La voz de Stone Hill

Prologo

Stone Hill, 1945

Alejandro Ibáñez Montero fue un hombre exitoso, vivió como siempre deseó hasta el fatídico día en que la voz dentro de su cabeza se hizo más fuerte, guiándolo por un sendero oscuro e inesperado que lo condenaría para siempre.

La locura se convirtió en su fiel compañera, una presencia persistente que murmuraba en su mente, inspirando cada uno de sus ideales. A los quince años descubrió aquella voz y a los veinte comprendió que siguiéndola alcanzaría la grandeza. Su pasión por la arquitectura se vio alimentada por este susurro interno, y confiando en él, Alejandro construyó una carrera brillante, alcanzando la fama y la fortuna con diseños impresionantes que capturaron la atención mundial.

Triunfo tras triunfo, su riqueza y reconocimiento crecieron. Pero todo cambió aquella noche fatídica, cuando comprendió que sus ambiciones más profundas solo lo conducían al abismo. El suave murmullo se había transformado en un grito ensordecedor, exigiendo su atención a cada instante y empujándolo a cometer actos atroces, guiados por sentimientos oscuros y malignos que ningún corazón debería albergar.

Maldijo el día en que dejó de ignorar aquella voz, maldijo su suerte que lo condujo desde España a la desolada comarca de la Soledad, y maldijo el destino que lo obligó a permanecer allí, todo por amor a una mujer. Pero aquella misma noche, la sangre de su esposa manchaba sus manos, goteando sobre el suelo pulido de la majestuosa Stone Hill.

Alejandro contempló una última vez el cuerpo sin vida de la mujer que lo acompañó durante tantos años. Su garganta abierta y el charco de sangre a su alrededor no le provocaban tristeza. Ella había sido una esposa atenta y cariñosa, con un corazón amable y comprensivo, pero él nunca la amó con pasión desbordante. Ella había sido el bálsamo que silenciaba la voz, pero no la dueña de su corazón.

Salió de la habitación, dejando atrás la escena del crimen, avanzando por los interminables pasillos con un rastro de sangre a su paso. Afuera, la tormenta rugía, el viento golpeaba con fuerza los árboles y la lluvia azotaba los ventanales, creando una cacofonía siniestra.
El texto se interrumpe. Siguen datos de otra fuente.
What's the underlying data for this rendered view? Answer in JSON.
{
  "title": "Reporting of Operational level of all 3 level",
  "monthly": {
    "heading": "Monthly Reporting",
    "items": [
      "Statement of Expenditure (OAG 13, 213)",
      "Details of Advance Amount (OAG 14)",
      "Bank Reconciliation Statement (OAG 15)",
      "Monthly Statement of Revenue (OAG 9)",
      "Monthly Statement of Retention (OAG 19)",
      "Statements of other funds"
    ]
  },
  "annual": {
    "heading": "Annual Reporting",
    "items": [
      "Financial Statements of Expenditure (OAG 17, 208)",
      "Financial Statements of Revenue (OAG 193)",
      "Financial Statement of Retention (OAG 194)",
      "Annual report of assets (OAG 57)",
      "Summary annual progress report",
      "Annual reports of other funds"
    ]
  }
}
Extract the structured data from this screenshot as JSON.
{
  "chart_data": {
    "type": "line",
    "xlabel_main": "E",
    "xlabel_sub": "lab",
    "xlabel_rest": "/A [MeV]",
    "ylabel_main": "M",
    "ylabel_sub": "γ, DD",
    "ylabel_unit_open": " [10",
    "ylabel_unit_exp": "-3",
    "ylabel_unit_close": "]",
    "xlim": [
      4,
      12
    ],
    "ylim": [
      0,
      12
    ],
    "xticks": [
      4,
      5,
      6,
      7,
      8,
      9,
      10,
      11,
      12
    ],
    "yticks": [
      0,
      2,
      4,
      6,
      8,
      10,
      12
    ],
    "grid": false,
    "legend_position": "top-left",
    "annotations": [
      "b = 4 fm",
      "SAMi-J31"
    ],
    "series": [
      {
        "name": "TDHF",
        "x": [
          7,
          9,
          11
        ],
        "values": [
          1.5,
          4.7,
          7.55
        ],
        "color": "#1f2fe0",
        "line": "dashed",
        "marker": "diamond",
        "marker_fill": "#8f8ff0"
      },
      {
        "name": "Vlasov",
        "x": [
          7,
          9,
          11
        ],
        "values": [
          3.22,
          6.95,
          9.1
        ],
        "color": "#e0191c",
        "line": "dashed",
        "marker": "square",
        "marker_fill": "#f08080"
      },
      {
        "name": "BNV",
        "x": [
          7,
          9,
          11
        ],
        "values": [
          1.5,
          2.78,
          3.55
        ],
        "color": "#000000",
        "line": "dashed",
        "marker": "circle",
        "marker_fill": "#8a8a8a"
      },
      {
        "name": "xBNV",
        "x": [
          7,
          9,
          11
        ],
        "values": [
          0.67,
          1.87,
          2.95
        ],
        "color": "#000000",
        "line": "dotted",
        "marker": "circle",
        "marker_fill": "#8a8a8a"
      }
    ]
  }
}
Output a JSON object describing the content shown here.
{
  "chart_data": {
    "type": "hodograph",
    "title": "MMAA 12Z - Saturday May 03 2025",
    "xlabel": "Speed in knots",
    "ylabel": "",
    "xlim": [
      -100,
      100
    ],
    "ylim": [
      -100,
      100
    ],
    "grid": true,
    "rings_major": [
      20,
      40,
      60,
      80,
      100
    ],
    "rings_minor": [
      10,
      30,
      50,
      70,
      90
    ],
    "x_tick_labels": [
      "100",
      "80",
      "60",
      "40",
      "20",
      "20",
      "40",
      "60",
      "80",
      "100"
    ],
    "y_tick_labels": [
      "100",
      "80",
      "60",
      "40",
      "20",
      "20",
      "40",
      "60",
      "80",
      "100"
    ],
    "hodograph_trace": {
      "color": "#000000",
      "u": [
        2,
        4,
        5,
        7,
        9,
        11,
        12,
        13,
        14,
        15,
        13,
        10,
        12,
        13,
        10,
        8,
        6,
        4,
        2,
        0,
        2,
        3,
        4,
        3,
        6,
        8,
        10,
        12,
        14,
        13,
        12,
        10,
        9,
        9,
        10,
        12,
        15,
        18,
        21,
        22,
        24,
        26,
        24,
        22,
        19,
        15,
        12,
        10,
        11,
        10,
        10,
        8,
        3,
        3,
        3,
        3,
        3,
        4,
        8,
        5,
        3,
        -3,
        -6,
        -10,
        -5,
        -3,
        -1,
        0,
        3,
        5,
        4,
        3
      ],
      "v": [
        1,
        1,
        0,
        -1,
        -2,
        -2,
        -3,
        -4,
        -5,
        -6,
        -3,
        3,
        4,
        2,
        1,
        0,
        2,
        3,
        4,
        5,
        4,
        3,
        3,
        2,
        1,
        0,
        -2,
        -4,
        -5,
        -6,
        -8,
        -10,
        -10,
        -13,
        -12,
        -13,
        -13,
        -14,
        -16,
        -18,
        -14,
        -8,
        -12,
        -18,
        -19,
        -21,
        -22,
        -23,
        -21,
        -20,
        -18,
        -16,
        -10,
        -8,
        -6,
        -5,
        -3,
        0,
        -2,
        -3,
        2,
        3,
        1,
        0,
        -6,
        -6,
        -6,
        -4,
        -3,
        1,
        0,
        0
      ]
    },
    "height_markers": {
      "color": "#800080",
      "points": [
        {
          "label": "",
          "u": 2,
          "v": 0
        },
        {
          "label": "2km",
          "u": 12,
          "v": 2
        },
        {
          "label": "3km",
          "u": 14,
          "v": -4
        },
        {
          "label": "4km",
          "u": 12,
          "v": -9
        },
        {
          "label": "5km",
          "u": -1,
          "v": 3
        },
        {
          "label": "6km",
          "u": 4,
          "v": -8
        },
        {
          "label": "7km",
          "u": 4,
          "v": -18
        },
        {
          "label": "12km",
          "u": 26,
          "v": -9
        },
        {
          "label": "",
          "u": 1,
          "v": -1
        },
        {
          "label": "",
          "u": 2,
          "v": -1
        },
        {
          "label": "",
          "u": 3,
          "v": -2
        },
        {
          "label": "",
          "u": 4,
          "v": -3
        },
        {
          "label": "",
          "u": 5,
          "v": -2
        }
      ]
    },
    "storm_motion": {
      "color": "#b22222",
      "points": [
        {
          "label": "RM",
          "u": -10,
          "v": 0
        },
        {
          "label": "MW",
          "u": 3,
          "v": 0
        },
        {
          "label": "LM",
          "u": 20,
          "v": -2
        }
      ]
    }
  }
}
Los relámpagos iluminaban la casa como presagiando el clímax de una trágica obra.

Pasó junto a la estatua de San Gerardo sin prestarle atención, y empujó las puertas de la capilla que había construido en honor a su esposa, como símbolo de agradecimiento por sus años de lealtad. La tristeza lo embargó al recordar el esfuerzo que puso en aquel lugar sagrado. Quiso llorar, pero su orgullo se lo impidió, tal vez lo único que aún le quedaba.
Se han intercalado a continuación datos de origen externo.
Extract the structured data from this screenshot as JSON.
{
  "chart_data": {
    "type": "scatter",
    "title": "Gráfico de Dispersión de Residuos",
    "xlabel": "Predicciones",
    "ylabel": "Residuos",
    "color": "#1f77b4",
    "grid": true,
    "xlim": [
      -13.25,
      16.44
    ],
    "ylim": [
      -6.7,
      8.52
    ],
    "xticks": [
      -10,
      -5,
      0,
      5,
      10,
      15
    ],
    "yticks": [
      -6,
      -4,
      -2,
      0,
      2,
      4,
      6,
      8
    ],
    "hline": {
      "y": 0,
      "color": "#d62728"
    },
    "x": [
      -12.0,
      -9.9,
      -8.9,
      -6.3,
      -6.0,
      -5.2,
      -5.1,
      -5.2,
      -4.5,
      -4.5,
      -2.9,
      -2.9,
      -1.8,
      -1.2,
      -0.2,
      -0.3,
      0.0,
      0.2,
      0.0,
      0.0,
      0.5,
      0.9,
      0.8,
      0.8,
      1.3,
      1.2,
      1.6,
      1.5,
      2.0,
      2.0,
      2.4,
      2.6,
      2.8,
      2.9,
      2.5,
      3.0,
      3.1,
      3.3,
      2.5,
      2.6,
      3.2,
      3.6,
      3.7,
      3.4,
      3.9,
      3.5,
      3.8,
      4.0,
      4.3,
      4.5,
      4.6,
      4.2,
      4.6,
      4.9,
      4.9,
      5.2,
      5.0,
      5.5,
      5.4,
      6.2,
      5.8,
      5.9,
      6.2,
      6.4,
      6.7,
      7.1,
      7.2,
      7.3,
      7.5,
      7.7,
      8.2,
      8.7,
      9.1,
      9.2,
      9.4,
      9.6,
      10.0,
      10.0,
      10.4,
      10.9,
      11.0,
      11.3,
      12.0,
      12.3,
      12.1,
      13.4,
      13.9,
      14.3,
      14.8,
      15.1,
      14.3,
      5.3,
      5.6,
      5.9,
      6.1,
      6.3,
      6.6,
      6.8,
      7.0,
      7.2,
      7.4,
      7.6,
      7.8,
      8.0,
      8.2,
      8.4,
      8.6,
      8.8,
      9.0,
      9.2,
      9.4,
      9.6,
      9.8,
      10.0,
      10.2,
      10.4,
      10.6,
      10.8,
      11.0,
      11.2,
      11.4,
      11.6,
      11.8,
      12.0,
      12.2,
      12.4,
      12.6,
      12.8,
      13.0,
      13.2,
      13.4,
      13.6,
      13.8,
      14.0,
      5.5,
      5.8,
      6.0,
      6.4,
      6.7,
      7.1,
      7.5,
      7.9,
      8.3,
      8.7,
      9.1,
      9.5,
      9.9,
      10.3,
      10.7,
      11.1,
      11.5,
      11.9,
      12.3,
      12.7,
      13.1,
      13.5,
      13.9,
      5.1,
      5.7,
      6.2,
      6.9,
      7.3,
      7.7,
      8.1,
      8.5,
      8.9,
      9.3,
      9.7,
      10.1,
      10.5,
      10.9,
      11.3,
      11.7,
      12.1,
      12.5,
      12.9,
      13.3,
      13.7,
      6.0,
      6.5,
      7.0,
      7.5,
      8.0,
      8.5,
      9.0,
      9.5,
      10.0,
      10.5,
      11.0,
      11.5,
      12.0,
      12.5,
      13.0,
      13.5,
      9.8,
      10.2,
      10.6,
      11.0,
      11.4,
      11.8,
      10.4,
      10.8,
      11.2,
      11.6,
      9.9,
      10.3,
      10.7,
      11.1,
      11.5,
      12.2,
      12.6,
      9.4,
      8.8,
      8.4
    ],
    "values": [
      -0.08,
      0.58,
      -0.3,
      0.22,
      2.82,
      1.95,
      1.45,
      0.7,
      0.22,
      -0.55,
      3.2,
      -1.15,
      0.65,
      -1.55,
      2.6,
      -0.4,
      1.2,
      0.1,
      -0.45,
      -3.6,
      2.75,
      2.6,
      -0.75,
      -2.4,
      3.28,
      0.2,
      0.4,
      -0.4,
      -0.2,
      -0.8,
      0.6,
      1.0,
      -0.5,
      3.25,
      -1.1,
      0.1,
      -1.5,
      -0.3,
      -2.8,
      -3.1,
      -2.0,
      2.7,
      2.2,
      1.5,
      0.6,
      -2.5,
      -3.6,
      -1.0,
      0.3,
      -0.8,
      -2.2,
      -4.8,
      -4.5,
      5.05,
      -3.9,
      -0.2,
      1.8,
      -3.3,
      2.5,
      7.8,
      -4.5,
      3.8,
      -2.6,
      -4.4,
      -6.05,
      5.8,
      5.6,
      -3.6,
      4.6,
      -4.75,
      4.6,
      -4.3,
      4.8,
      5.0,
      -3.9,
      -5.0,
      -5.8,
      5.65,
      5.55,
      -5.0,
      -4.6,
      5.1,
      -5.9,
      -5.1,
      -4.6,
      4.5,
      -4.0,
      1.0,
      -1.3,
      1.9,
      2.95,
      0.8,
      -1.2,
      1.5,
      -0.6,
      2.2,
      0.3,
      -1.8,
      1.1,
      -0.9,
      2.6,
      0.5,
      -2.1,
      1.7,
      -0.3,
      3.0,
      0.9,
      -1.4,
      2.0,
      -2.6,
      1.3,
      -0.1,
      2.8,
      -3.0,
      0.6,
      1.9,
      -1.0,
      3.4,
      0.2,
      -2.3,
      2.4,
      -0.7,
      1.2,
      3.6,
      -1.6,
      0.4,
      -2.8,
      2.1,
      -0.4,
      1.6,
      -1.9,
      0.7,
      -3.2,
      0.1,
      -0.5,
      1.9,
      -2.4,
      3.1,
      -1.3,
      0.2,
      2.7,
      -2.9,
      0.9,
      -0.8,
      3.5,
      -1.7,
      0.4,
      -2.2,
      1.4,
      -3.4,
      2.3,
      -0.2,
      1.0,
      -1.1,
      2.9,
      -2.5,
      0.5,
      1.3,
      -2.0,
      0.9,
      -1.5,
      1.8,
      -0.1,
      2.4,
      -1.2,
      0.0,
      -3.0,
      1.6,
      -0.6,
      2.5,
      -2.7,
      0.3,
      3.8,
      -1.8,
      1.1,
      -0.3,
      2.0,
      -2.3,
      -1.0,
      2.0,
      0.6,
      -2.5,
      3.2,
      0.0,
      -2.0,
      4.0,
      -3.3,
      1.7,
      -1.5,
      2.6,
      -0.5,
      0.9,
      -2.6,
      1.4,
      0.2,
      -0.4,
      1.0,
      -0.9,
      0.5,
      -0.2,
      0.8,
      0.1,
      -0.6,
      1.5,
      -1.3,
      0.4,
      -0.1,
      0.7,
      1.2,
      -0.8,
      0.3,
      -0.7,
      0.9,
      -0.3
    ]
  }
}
Eres un cobarde, Alejandro. _ Susurró la voz en su mente.

Alejandro gritó con desesperación. La voz lo había consumido, persiguiéndolo incluso en sus sueños, quebrando su cordura hasta llevarlo a arrebatar la vida de su esposa y de muchos otros cuyas muertes cargaba en su conciencia.
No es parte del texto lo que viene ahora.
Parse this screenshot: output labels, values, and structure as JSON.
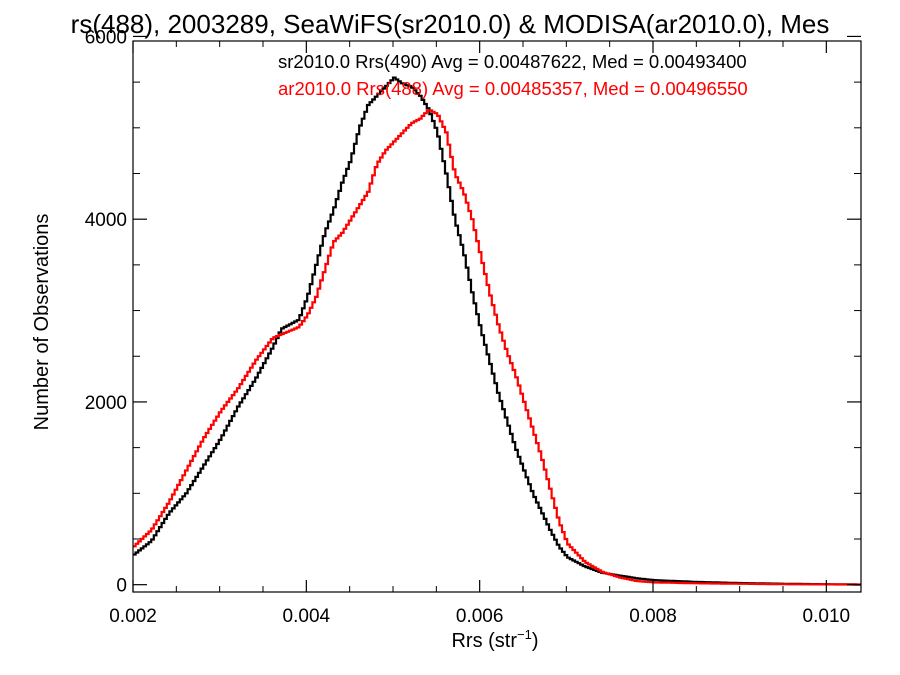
{
  "chart_data": {
    "type": "line",
    "title": "rs(488), 2003289, SeaWiFS(sr2010.0) & MODISA(ar2010.0), Mes",
    "xlabel": "Rrs (str",
    "xlabel_sup": "−1",
    "xlabel_close": ")",
    "ylabel": "Number of Observations",
    "xlim": [
      0.002,
      0.0104
    ],
    "ylim": [
      -80,
      5950
    ],
    "x_ticks": [
      0.002,
      0.004,
      0.006,
      0.008,
      0.01
    ],
    "x_tick_labels": [
      "0.002",
      "0.004",
      "0.006",
      "0.008",
      "0.010"
    ],
    "y_ticks": [
      0,
      2000,
      4000,
      6000
    ],
    "y_tick_labels": [
      "0",
      "2000",
      "4000",
      "6000"
    ],
    "grid": false,
    "legend_position": "top-right",
    "series": [
      {
        "name": "sr2010.0 Rrs(490) Avg = 0.00487622, Med = 0.00493400",
        "color": "#000000",
        "points": [
          [
            0.002,
            330
          ],
          [
            0.0022,
            480
          ],
          [
            0.0024,
            780
          ],
          [
            0.0026,
            1000
          ],
          [
            0.0028,
            1300
          ],
          [
            0.003,
            1600
          ],
          [
            0.0032,
            1950
          ],
          [
            0.0034,
            2250
          ],
          [
            0.0036,
            2600
          ],
          [
            0.0037,
            2800
          ],
          [
            0.0038,
            2850
          ],
          [
            0.0039,
            2900
          ],
          [
            0.004,
            3150
          ],
          [
            0.0041,
            3500
          ],
          [
            0.0042,
            3850
          ],
          [
            0.0043,
            4100
          ],
          [
            0.0044,
            4400
          ],
          [
            0.0045,
            4650
          ],
          [
            0.0046,
            5000
          ],
          [
            0.0047,
            5250
          ],
          [
            0.0048,
            5350
          ],
          [
            0.0049,
            5450
          ],
          [
            0.005,
            5550
          ],
          [
            0.0051,
            5480
          ],
          [
            0.0052,
            5450
          ],
          [
            0.0053,
            5350
          ],
          [
            0.0054,
            5200
          ],
          [
            0.0055,
            4950
          ],
          [
            0.0056,
            4500
          ],
          [
            0.0057,
            4000
          ],
          [
            0.0058,
            3650
          ],
          [
            0.0059,
            3200
          ],
          [
            0.006,
            2800
          ],
          [
            0.0061,
            2450
          ],
          [
            0.0062,
            2100
          ],
          [
            0.0063,
            1800
          ],
          [
            0.0064,
            1500
          ],
          [
            0.0065,
            1250
          ],
          [
            0.0066,
            1000
          ],
          [
            0.0067,
            800
          ],
          [
            0.0068,
            600
          ],
          [
            0.0069,
            420
          ],
          [
            0.007,
            300
          ],
          [
            0.0072,
            200
          ],
          [
            0.0074,
            130
          ],
          [
            0.0076,
            100
          ],
          [
            0.0078,
            70
          ],
          [
            0.008,
            50
          ],
          [
            0.0085,
            30
          ],
          [
            0.009,
            18
          ],
          [
            0.0095,
            10
          ],
          [
            0.01,
            5
          ],
          [
            0.0104,
            2
          ]
        ]
      },
      {
        "name": "ar2010.0 Rrs(488) Avg = 0.00485357, Med = 0.00496550",
        "color": "#ff0000",
        "points": [
          [
            0.002,
            420
          ],
          [
            0.0022,
            600
          ],
          [
            0.0024,
            900
          ],
          [
            0.0026,
            1250
          ],
          [
            0.0028,
            1600
          ],
          [
            0.003,
            1900
          ],
          [
            0.0032,
            2150
          ],
          [
            0.0034,
            2450
          ],
          [
            0.0036,
            2700
          ],
          [
            0.0038,
            2780
          ],
          [
            0.0039,
            2820
          ],
          [
            0.004,
            2950
          ],
          [
            0.0041,
            3150
          ],
          [
            0.0042,
            3450
          ],
          [
            0.0043,
            3750
          ],
          [
            0.0044,
            3850
          ],
          [
            0.0045,
            4000
          ],
          [
            0.0046,
            4150
          ],
          [
            0.0047,
            4300
          ],
          [
            0.0048,
            4600
          ],
          [
            0.0049,
            4750
          ],
          [
            0.005,
            4850
          ],
          [
            0.0051,
            4950
          ],
          [
            0.0052,
            5050
          ],
          [
            0.0053,
            5100
          ],
          [
            0.0054,
            5200
          ],
          [
            0.0055,
            5150
          ],
          [
            0.0056,
            4950
          ],
          [
            0.0057,
            4500
          ],
          [
            0.0058,
            4300
          ],
          [
            0.0059,
            4000
          ],
          [
            0.006,
            3600
          ],
          [
            0.0061,
            3200
          ],
          [
            0.0062,
            2850
          ],
          [
            0.0063,
            2550
          ],
          [
            0.0064,
            2300
          ],
          [
            0.0065,
            2000
          ],
          [
            0.0066,
            1700
          ],
          [
            0.0067,
            1400
          ],
          [
            0.0068,
            1050
          ],
          [
            0.0069,
            700
          ],
          [
            0.007,
            450
          ],
          [
            0.0072,
            250
          ],
          [
            0.0074,
            140
          ],
          [
            0.0076,
            80
          ],
          [
            0.0078,
            40
          ],
          [
            0.008,
            25
          ],
          [
            0.0085,
            15
          ],
          [
            0.009,
            10
          ],
          [
            0.0095,
            5
          ],
          [
            0.01,
            3
          ],
          [
            0.0104,
            1
          ]
        ]
      }
    ]
  }
}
Sus ojos se fijaron en la campana que colgaba sobre la estatua de San Gerardo. Un escalofrío recorrió su piel. Determinado, subió a la torre de la campana con una cuerda, aseguró un extremo a la estructura y el otro alrededor de su cuello. Antes de dejarse caer, miró la estatua y se santiguó, pidiendo perdón por el acto que estaba a punto de cometer.

Alejandro Ibáñez Montero se ahorcó en la campana de la capilla que construyó para su esposa. El único testigo fue el rayo que iluminó su cuerpo balanceándose en la oscuridad y la mirada fría de la estatua de San Gerardo.

Sin embargo, en el pueblo juran que alguien más lo presenció todo. Aseguran que una risa siniestra resonó aquella noche, helando la sangre de los habitantes y erizando su piel. Tal vez, solo tal vez, la voz que susurraba a Alejandro no era fruto de su mente perturbada, sino algo mucho más oscuro. Quizás, el pueblo tenga razón, y esa noche alguien más estuvo allí, gozando con el infortunio del arquitecto.